En aquellos tiempos no
se oían preguntas tales como: “¿Qué hacemos con los hijos en vacaciones?”, “¿A
dónde los mandamos?”, “¿Cómo entretenemos su ocio con actividades y juegos?” En
los años 60, para las familias que tenían “casa en el pueblo”, las vacaciones
escolares no suponían en absoluto un problema. Tampoco lo eran para las que se
quedaban en la ciudad, porque los niños que no tenían “pueblo de veraneo”
utilizaban las calles de las zonas urbanas como escenarios de juegos y
aventuras, lo mismo que las playas o los ríos cercanos. Además, entonces las
vacaciones de verano eran muy largas. Nunca duraban menos de tres meses, y los
que estudiábamos bachillerato en centros públicos, a partir de los diez años
teníamos más de cuatro meses de vacaciones, porque el curso en el instituto
terminaba a mediados de mayo y comenzaba de nuevo el 2 de octubre. Aun así, no
solo no nos aburríamos jamás, sino que esos meses eran lo mejor del año.
Supongo que éramos unos maestros en el arte de aprovechar el ocio Es cierto que los padres organizaban de vez
en cuando excursiones o salidas en las que participaba toda la familia, pero
los niños, a partir de los seis o siete años, casi preferíamos que los adultos
no aparecieran en el horizonte. Y es que lo más divertido era inventar nuestros
propios juegos, que no pocas veces derivaban hacia travesuras con las que
disfrutábamos enormemente, mucho más que con las actividades que agradaban a
los adultos.
Pero, vayamos por
partes. No todo era libertad y veraneo salvaje. Las niñas que habíamos nacido
en una familia donde no hubiera servicio doméstico, teníamos que aprender y
compartir aquellas tareas que en los DNIs de nuestras
madres y abuelas se denominaban “sus labores”. Las dos o tres primeras horas de
mi jornada estival en Quecedo las pasaba yo haciendo
camas, barriendo suelos, lavando ropa en el lavadero y, ocasionalmente, yendo a
la tienda a comprar aceite, azúcar o lo que se necesitara en cada momento. La
única tarea doméstica que compartían los varones era la de acarrear agua desde
la fuente con botijos, cubos o barreños. La verdad es que a las niñas
veraneantes de entonces no se nos ocurría protestar contra el injusto reparto
de las tareas domésticas, tal vez porque nos sentíamos unas privilegiadas al
ver todo lo que trabajaban las niñas del pueblo. Además de los trabajos que
hacíamos nosotras, ellas tenían que dar de comer a los animales, ayudar en el
campo y, casi siempre, cuidar a algún hermano pequeño o vigilar la lumbre para
que no dejara de hervir la olla mientras sus madres trabajaban en las fincas.

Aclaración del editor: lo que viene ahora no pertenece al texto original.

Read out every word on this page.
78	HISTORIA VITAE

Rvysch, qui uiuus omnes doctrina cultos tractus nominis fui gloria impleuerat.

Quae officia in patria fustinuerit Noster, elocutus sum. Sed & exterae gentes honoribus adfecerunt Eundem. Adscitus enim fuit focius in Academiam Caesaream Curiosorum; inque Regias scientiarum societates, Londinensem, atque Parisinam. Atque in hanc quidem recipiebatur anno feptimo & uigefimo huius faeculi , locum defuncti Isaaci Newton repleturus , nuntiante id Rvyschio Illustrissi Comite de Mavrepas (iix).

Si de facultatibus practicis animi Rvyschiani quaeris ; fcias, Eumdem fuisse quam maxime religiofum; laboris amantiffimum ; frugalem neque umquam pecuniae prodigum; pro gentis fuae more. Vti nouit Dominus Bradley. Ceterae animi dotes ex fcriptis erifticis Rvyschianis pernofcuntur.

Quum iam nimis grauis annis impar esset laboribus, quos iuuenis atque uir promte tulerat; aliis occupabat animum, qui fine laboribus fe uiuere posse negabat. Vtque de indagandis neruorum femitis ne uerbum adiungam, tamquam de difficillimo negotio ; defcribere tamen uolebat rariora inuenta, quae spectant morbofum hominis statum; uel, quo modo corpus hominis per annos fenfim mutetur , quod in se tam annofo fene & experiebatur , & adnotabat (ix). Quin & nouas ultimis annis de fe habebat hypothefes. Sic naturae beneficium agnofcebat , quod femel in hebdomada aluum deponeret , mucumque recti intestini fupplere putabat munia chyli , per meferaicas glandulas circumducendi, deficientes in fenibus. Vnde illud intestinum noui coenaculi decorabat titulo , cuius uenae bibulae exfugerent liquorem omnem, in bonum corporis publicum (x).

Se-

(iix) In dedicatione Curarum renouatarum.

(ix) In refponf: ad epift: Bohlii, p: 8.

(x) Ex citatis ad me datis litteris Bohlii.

De hecho, rara vez podían alejarse de su casa, por lo que mis compañeros de
juegos eran casi siempre chicos. Las chicas ─Amali,
Tere, Angelines─ estaban tan ocupadas que nunca podían hacer una escapada
para subir a las Piñuelas, una cresta rocosa que era escenario de muchas de
nuestras aventuras, o ir a las eras de la Revilla, donde improvisábamos una
pista de tenis en la que intentábamos emular
a Manolo Santana. Los chicos del pueblo también trabajaban en el campo,
pero se libraban de las tareas domésticas y, entre una cosa y otra, tenían
algunos ratos para jugar. También hay que decir que la época del veraneo
coincidía con la de más trabajo en el campo, y el contraste entre la forma de
vida de los veraneantes y la de los campesinos era muy grande. Porque, aunque
muchos veraneantes participaban en las tareas agrícolas, lo hacían solo como
una ayuda ocasional a sus familiares del pueblo o por simple afición. Y a sus
niños nunca les obligaban a realizar esos trabajos, es más, a veces agarrábamos
rabietas porque no nos permitían cavar con la azada, ni segar con una hoz, y
estas herramientas eran para nosotros unos “juguetes” prohibidos muy apetecibles.
Otra buena
confrontación era la que yo solía tener con mi abuela Juana todos los años a
cuenta de la vainica. Sí, porque cuando llegaba a Quecedo
con mis abuelos, a finales de mayo, y estaba sola con ellos hasta que mis
padres llegaban en julio, la rutina de mi abuela por las tardes consistía en
acudir a novenas y rosarios en la ermita, o a las reuniones que tenían lugar en
el mirador de doña Anastasia. Allí la abuela participaba, junto con otras
señoras del pueblo, en unas sesiones de costura y bordado donde se suponía que
yo debía aprender el arte de manejar la aguja para algún día, cuando fuera
mayor, ser capaz de hacerme el ajuar. Todo esto empezaba cada año con un
cuadrado de tela de batista a la que se le sacaban los hilos para luego bordar
vainicas. Como no me iba nada lo de pasar el tiempo entre costuras, rosarios y
lecturas piadosas, yo les tenía dicho a mis queridos amigos y vecinos, Amador y
Mesines, que me dieran una voz desde la calle cuando,
a primera hora de la tarde, salían con su ganado para llevarlo a pastar, porque
hasta julio no empezaba a funcionar la berea. “¿Te
vienes a pacer las vacas?” Yo agarraba la merienda y bajaba corriendo, antes de
que la abuela pudiera explicarme lo que opinaba sobre el asunto. Cuando la fuga
tenía éxito, la tarde estaba salvada. Era una gozada caminar pastoreando las
vacas hasta Santillán, coger cangrejos en las pozas de Fuente Clara y luego,
junto a la Roca del Eco, tirarnos desde arriba por unos largos toboganes de gravilla
a los que llamábamos los “esmurriaderos”. Nadie se “esmurriaba”, pero la ropa acababa bastante deteriorada y, a
cambio de no hacer tantas vainicas, tuve que aprender a remendar desgarrones y
coser dobladillos sueltos.
Aquella época de la
infancia, llena de juegos y también de trabajos que a veces incluso resultaban
lúdicos, es un auténtico tesoro que guardo en la memoria. Sin embargo, también
recuerdo cómo Quecedo se convirtió para mí en un
lugar triste cuando la gente de mi edad empezó a emigrar a las ciudades con el
fin de ponerse a trabajar, cosa que la mayoría hacía tras cumplir los catorce
años. En junio y julio ya no había amigos con los que compartir la
adolescencia, y yo empecé entonces a dar largos paseos solitarios por el campo,
y fui consciente, por primera vez en mi vida, de que una etapa había terminado.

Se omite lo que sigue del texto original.